Wien war aus verschiedenen Gründen nie eine Stadt der bedeutenden Warenhäuser. Die typischen Monumentalbauten, wie man sie seit der zweiten Hälfte des 19. Jahrhunderts aus anderen Metropolen kennt, sind hier nicht entstanden. Die meisten der als Warenhäuser bezeichneten Geschäfte waren eigentlich Großkaufhäuser (da auf bestimmte Warengruppen, meist Textilien und Bekleidung, spezialisiert) und bewegten sich nicht nur von der Verkaufsfläche, sondern auch von der Mitarbeiterzahl her in vergleichsweise bescheidenen Dimensionen. "Was bei uns als Warenhaus schon angestaunt wird, zählt in gleicher Größe in Berlin und gar in Paris oder London zu den kleinen Betrieben", konstatiert 1900 die Zeitschrift "Der Handlungsgehilfe".

Vor dem Hintergrund einer ausgeprägt kleinbetrieblichen Handelsstruktur erscheinen dem Wiener Publikum die relativ wenigen und eher kleinen Warenhausbauten, die in der Innenstadt und auf der Mariahilfer Straße vereinzelt schon ab den 1860er Jahren, dann verstärkt um die Jahrhundertwende entstehen, dennoch als wichtige Signifikanten moderner Urbanität. Mit dem Begriff "Weltstadt" hantiert nicht erst das heutige P & C-Marketing, bereits bei der Eröffnung des von Otto Wagner entworfenen Konfektionswarenhauses Neumann (heute befindet sich dort der "Steffl") ist vom "weltstädtischen Charakter des Etablissements" die Rede.

Behäbiger Klassizismus#

Auch wenn sie nicht mit Paris oder London zu vergleichen waren, präsentierten sich die Wiener Warenhäuser um 1900, so der Architekturhistoriker Andreas Nierhaus (Kurator im Wien Museum und Lehrbeauftragter an der Universität Wien) als "technisch oftmals innovative, stets höchst effiziente, in jedem Fall aber elegante Bauten, die mit ihrer Modernität warben".

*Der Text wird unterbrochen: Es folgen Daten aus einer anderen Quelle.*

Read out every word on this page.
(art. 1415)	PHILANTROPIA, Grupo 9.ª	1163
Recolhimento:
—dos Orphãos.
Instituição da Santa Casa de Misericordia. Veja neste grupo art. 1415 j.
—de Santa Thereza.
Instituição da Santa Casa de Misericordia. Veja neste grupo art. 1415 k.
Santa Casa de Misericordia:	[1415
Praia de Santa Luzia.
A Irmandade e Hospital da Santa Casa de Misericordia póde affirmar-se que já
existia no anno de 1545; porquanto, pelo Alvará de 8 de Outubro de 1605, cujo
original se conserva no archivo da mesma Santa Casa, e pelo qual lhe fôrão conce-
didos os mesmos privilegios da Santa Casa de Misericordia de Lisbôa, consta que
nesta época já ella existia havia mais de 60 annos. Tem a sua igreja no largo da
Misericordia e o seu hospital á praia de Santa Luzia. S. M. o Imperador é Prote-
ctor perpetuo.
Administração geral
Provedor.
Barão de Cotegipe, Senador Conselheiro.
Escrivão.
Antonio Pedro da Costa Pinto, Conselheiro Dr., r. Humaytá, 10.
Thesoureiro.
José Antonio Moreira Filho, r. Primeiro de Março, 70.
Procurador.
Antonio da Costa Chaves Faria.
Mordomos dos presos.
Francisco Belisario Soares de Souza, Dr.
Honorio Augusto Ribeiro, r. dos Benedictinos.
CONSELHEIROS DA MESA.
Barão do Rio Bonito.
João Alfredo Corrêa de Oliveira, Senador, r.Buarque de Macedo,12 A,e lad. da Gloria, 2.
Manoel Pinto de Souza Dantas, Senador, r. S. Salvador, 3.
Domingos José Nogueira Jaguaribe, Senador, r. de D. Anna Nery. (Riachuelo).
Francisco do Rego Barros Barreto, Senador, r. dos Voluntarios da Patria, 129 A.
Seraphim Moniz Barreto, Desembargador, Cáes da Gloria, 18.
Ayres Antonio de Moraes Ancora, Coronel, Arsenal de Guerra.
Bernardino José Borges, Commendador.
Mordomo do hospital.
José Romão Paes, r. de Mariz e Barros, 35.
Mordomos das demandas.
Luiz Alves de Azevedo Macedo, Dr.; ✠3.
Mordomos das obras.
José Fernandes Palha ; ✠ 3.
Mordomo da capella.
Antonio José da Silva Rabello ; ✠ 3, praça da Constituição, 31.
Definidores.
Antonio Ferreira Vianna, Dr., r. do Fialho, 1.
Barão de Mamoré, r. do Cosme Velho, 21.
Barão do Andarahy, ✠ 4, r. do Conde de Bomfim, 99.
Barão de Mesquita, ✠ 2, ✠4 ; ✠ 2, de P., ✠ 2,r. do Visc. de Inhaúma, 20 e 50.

Im Gegensatz dazu versuche sich die neue P & C-Filiale eher in einem vermeintlich zeitlosen, behäbigen Klassizismus, der in der Wiener Architektur nie recht heimisch war. Der "makellos glatte" Bau hebe sich deutlich von der Umgebung ab: "Die Fassaden der Kärntner Straße sind wie die meisten Wiener Straßenzüge von jenem typischen filigranen Oberflächenrelief geprägt, das aus der traditionellen Wiener Putzarchitektur und der im 19. Jahrhundert noch einmal auflebenden Stuckdekoration entsteht". Der tendenziell vertikalen Struktur der Fassaden ringsum stelle Chipperfield einen durch die Proportionen der Fenster eher breit gelagerten Bau entgegen, der durch die tief in der Wand liegenden Fensterhöhlen und die Pfeiler den Eindruck von massiger Schwere erwecke - ein deutlicher Gegensatz zum Eindruck von Leichtigkeit, den die anderen Fassaden vermitteln.

Der für die massiv aufgemauerte Fassadenverkleidung verwendete Donaukalk ist laut Chipperfield ein für Wien typischer Stein. Nierhaus dazu: "In Wien wurde der aus Deutschland importierte Donaukalkstein, vor allem nach der Mitte des 19. Jahrhunderts, kaum mehr verwendet, wie überhaupt massive Steinfassaden bei Wohn- und Geschäftshäusern stets die Ausnahme blieben."

Für den Architekturhistoriker ist der Bau ein Fremdkörper in der Stadt: "Was für sich genommen nicht so schlimm wäre, wenn man es nur zugeben würde." Er verkörpere Beliebigkeit auf solidem Niveau und könnte überall stehen: "Es handelt sich nicht um ein Weltstadthaus, sondern um ein Allerweltshaus".

Susanne Breuss

Susanne Breuss, geboren 1963 Kulturwissenschafterin und Kuratorin im Wien Museum.